Evet, bugün yürürlükte bulunan anayasamıza göre cumhurbaşkanları yedi yıllık süre ile ancak bir kere seçilebiliyorlar. Sayın Demirel'in bir kere daha seçilebilmesi için anayasanın değişmesi gerekir. Bunun için T.B.M.M. üye tamsayısının üçte ikisinin evet oyu gerekiyor.
Şimdi; sayın
Cumhurbaşkanımızın çağdaşı olan ve 1957 yılında
CHP milletvekili olarak başladığı siyasi hayatına
bugün başbakan olarak devam eden ve
yıllarca en büyük muhalifi olduğunu bildiğimiz
Sayın Bülent ECEVİT'in önderliğinde " Sayın Demirel'i
Yeniden Cumhurbaşkanı Seçme" kampanyası başlatıldı.
"Bu ülkeyi ancak
Demirel yönetebilir. Başkasının seçilmesi ülkemiz için
felaket olur." gibi ifadeler basınımızda sık
sık görülmeye başlandı.
Sayın Başbakanımız haklıdır. Söyledikleri doğrudur. Bugün sadece ülkemizde değil, dünyada sayın Demirel'den daha tecrübeli ve yetenekli bir politikacı yoktur. Fakat bize göre artık bu bilgi ve tecrübesini yönetimde kullanmasının değil, yeni nesillere aktarmasının zamanı gelmiştir. Arkadan gelecek gençler nasıl yetişecekler.? Başbakan ve Cumhurbaşkanı olmak için 30-40 yıl bekleyecekler mi?
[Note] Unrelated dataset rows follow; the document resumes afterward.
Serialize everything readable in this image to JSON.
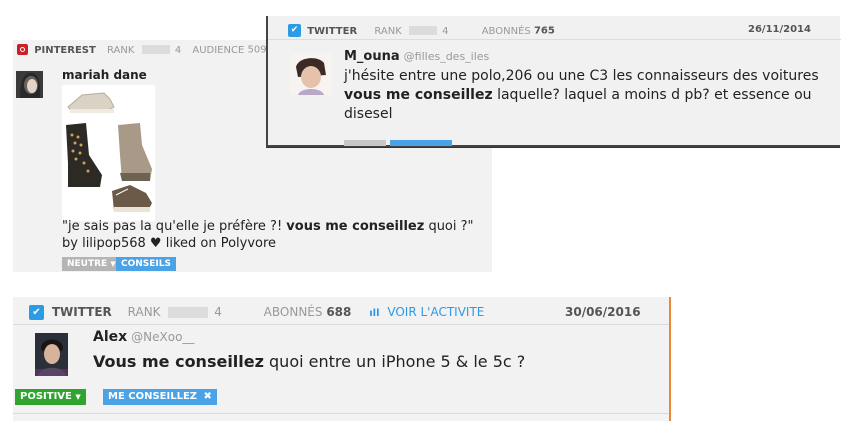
{
  "pinterest": {
    "network": "PINTEREST",
    "rank_label": "RANK",
    "rank_value": "4",
    "audience_label": "AUDIENCE",
    "audience_value": "509",
    "author": "mariah dane",
    "text_before": "\"je sais pas la qu'elle je préfère ?! ",
    "text_bold": "vous me conseillez",
    "text_after": " quoi ?\" by lilipop568 ♥ liked on Polyvore",
    "sentiment": "NEUTRE",
    "tag": "CONSEILS",
    "icon": "pinterest-icon"
  },
  "tweet1": {
    "network": "TWITTER",
    "rank_label": "RANK",
    "rank_value": "4",
    "followers_label": "ABONNÉS",
    "followers_value": "765",
    "date": "26/11/2014",
    "author": "M_ouna",
    "handle": "@filles_des_iles",
    "text_before": "j'hésite entre une polo,206 ou une C3 les connaisseurs des voitures ",
    "text_bold": "vous me conseillez",
    "text_after": " laquelle? laquel a moins d pb? et essence ou disesel",
    "icon": "twitter-icon"
  },
  "tweet2": {
    "network": "TWITTER",
    "rank_label": "RANK",
    "rank_value": "4",
    "followers_label": "ABONNÉS",
    "followers_value": "688",
    "activity_link": "VOIR L'ACTIVITE",
    "date": "30/06/2016",
    "author": "Alex",
    "handle": "@NeXoo__",
    "text_bold": "Vous me conseillez",
    "text_after": " quoi entre un iPhone 5 & le 5c ?",
    "sentiment": "POSITIVE",
    "tag": "ME CONSEILLEZ",
    "icon": "twitter-icon"
  },
  "colors": {
    "twitter": "#2b9be6",
    "pinterest": "#cb2027",
    "positive": "#2fa52f",
    "neutral": "#b5b5b5",
    "tag": "#4aa3e6",
    "activity": "#2b9be6"
  }
}
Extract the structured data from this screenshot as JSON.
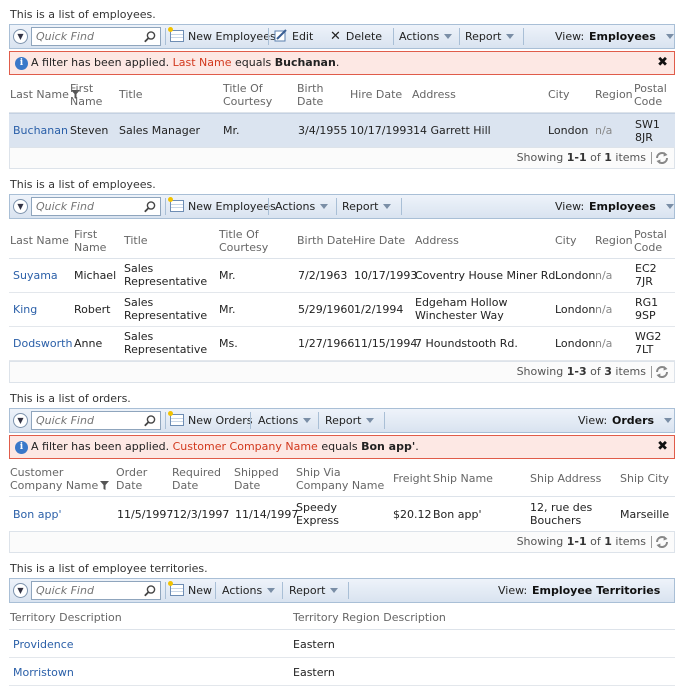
{
  "common": {
    "quick_find_placeholder": "Quick Find",
    "view_label": "View:",
    "actions_label": "Actions",
    "report_label": "Report",
    "filter_applied_prefix": "A filter has been applied.",
    "equals_word": "equals"
  },
  "employees1": {
    "description": "This is a list of employees.",
    "toolbar": {
      "new_label": "New Employees",
      "edit_label": "Edit",
      "delete_label": "Delete",
      "view_value": "Employees"
    },
    "filter": {
      "field": "Last Name",
      "value": "Buchanan"
    },
    "columns": [
      "Last Name",
      "First Name",
      "Title",
      "Title Of Courtesy",
      "Birth Date",
      "Hire Date",
      "Address",
      "City",
      "Region",
      "Postal Code"
    ],
    "rows": [
      {
        "last_name": "Buchanan",
        "first_name": "Steven",
        "title": "Sales Manager",
        "courtesy": "Mr.",
        "birth": "3/4/1955",
        "hire": "10/17/1993",
        "address": "14 Garrett Hill",
        "city": "London",
        "region": "n/a",
        "postal": "SW1 8JR"
      }
    ],
    "pager": {
      "showing": "Showing",
      "range": "1-1",
      "of": "of",
      "total": "1",
      "items": "items"
    }
  },
  "employees2": {
    "description": "This is a list of employees.",
    "toolbar": {
      "new_label": "New Employees",
      "view_value": "Employees"
    },
    "columns": [
      "Last Name",
      "First Name",
      "Title",
      "Title Of Courtesy",
      "Birth Date",
      "Hire Date",
      "Address",
      "City",
      "Region",
      "Postal Code"
    ],
    "rows": [
      {
        "last_name": "Suyama",
        "first_name": "Michael",
        "title": "Sales Representative",
        "courtesy": "Mr.",
        "birth": "7/2/1963",
        "hire": "10/17/1993",
        "address": "Coventry House Miner Rd.",
        "city": "London",
        "region": "n/a",
        "postal": "EC2 7JR"
      },
      {
        "last_name": "King",
        "first_name": "Robert",
        "title": "Sales Representative",
        "courtesy": "Mr.",
        "birth": "5/29/1960",
        "hire": "1/2/1994",
        "address": "Edgeham Hollow Winchester Way",
        "city": "London",
        "region": "n/a",
        "postal": "RG1 9SP"
      },
      {
        "last_name": "Dodsworth",
        "first_name": "Anne",
        "title": "Sales Representative",
        "courtesy": "Ms.",
        "birth": "1/27/1966",
        "hire": "11/15/1994",
        "address": "7 Houndstooth Rd.",
        "city": "London",
        "region": "n/a",
        "postal": "WG2 7LT"
      }
    ],
    "pager": {
      "showing": "Showing",
      "range": "1-3",
      "of": "of",
      "total": "3",
      "items": "items"
    }
  },
  "orders": {
    "description": "This is a list of orders.",
    "toolbar": {
      "new_label": "New Orders",
      "view_value": "Orders"
    },
    "filter": {
      "field": "Customer Company Name",
      "value": "Bon app'"
    },
    "columns": [
      "Customer Company Name",
      "Order Date",
      "Required Date",
      "Shipped Date",
      "Ship Via Company Name",
      "Freight",
      "Ship Name",
      "Ship Address",
      "Ship City"
    ],
    "rows": [
      {
        "customer": "Bon app'",
        "order": "11/5/1997",
        "required": "12/3/1997",
        "shipped": "11/14/1997",
        "ship_via": "Speedy Express",
        "freight": "$20.12",
        "ship_name": "Bon app'",
        "ship_address": "12, rue des Bouchers",
        "ship_city": "Marseille"
      }
    ],
    "pager": {
      "showing": "Showing",
      "range": "1-1",
      "of": "of",
      "total": "1",
      "items": "items"
    }
  },
  "territories": {
    "description": "This is a list of employee territories.",
    "toolbar": {
      "new_label": "New",
      "view_value": "Employee Territories"
    },
    "columns": [
      "Territory Description",
      "Territory Region Description"
    ],
    "rows": [
      {
        "territory": "Providence",
        "region": "Eastern"
      },
      {
        "territory": "Morristown",
        "region": "Eastern"
      }
    ]
  }
}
Sayın Demirel 41 yaşında başbakan olduğu zaman bugün kendisinin oturduğu makamlar kendi önünü açmasalardı ve kendisine bu şansı vermeselerdi bugünkü tecrübesine erişebilir miydi.?
1965'lerin genç ve
tecrübesiz başbakanı Süleyman Demirel ilk beş
yılında adeta yönetim harikası gerçekleştirmişti. Atatürk
39 yaşında T.M.M.M. Başkanı, 40 yaşında Başkomutan, 42 yaşında
Cumhurbaşkanı olmuştu.
- Bu ülkede
yeni Demireller artık yetişmiyormu ?
- Bu
ülkenin okullarından artık adam çıkmıyormu ?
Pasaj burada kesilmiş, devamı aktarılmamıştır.